Concepção muito equilibrada, com a textura crocante do corneto de ervas a contrastar com a maciez do lavagante e do azeite de ervas.



O momento seguinte é uma variação do prato original do menu (cochinillo frito y ligeramete picante com 3 quesos vascos en tres texturas), no qual a presença do queijo foi substituida por puré de vegetais e flores comestíveis.
O leitão (cochinillo) apresentou-se maravilhoso e muito bem acompanhado.



As nuvens negras não se contêm e descarregam furiosamente toda a humidade acumulada. O dilúvio começa. 
No conforto da sala de refeições a paz continua a reinar e fazem-nos chegar o prato seguinte, o qual conjuga o mar, a terra e a quinta. Rape, costra de ibérico y setas “al ajillo”.
Tamboril envolto por fatia de enchido ibérico e acompanhado de cogumelos. 
Convivência perfeita e deliciosa. A contrastar com o ambiente assustador que se abateu lá fora.



Por último, antes do capítulo das sobremesas, pato asado, guisi de trigo, manzana y rúcula.
Este prato tem de tudo um pouco. E tudo funciona.
O granizado de maçã e rúcula contribui para dar frescura à espessura do pato, da cama de cereais e do foie gras em forma de maçã vermelha.


Entramos no capítulo das sobremesas.
Yogurt, miel y cinco especias.


Chocolate, cacahuete e regaliz.


Óptimas.
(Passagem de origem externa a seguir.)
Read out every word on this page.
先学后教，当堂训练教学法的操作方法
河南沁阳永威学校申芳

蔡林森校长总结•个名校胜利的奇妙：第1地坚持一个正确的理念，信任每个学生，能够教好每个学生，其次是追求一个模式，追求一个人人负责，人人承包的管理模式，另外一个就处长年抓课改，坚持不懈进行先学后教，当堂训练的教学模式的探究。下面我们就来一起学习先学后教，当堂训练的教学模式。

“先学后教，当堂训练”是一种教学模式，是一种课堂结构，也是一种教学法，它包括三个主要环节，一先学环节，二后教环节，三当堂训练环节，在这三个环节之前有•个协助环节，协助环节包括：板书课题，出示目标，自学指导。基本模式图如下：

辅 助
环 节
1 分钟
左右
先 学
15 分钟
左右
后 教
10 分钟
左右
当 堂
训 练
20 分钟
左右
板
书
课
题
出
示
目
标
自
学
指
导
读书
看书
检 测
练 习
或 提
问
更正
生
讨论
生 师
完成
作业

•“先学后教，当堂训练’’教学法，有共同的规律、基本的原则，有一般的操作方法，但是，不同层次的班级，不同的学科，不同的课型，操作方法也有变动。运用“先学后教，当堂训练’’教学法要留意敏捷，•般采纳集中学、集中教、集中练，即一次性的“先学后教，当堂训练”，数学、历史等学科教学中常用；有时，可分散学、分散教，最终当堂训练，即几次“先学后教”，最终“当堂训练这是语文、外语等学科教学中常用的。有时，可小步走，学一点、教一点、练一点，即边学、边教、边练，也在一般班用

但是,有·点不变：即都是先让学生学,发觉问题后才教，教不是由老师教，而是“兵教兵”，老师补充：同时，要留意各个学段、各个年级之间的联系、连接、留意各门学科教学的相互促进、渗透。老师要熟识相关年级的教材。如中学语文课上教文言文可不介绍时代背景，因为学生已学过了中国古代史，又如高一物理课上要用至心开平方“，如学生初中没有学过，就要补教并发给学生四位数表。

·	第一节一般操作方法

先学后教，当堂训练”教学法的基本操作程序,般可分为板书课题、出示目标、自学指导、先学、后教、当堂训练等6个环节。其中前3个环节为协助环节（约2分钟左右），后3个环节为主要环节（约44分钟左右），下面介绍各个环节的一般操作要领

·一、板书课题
A primeira suave e a segunda bombástica.
Caminhamos para o fim do nosso excelente almoço, o qual termina com os petits fours.


Entretanto Eneko Atxa chega à nossa mesa e pergunta-nos como estamos, se gostámos da refeição e de onde somos. Respondemos que somos do país de origem da loiça que apresenta no seu restaurante, a Vista Alegre. 
Fico feliz por este momento descontraído e genuíno da parte do chef de percorrer as diversas mesas. Nunca me tinha acontecido e pareceu-me sincero.
Lá fora parou de chover e já se vislumbra partes azuis no céu.
As mais de 3 horas que durou a nossa refeição deram para diversos estados temporais no exterior. Contudo, no interior só houve espaço para um. A felicidade. A felicidade pela experiência e sensações vividas na forma de comida tão bem confeccionada e apresentada.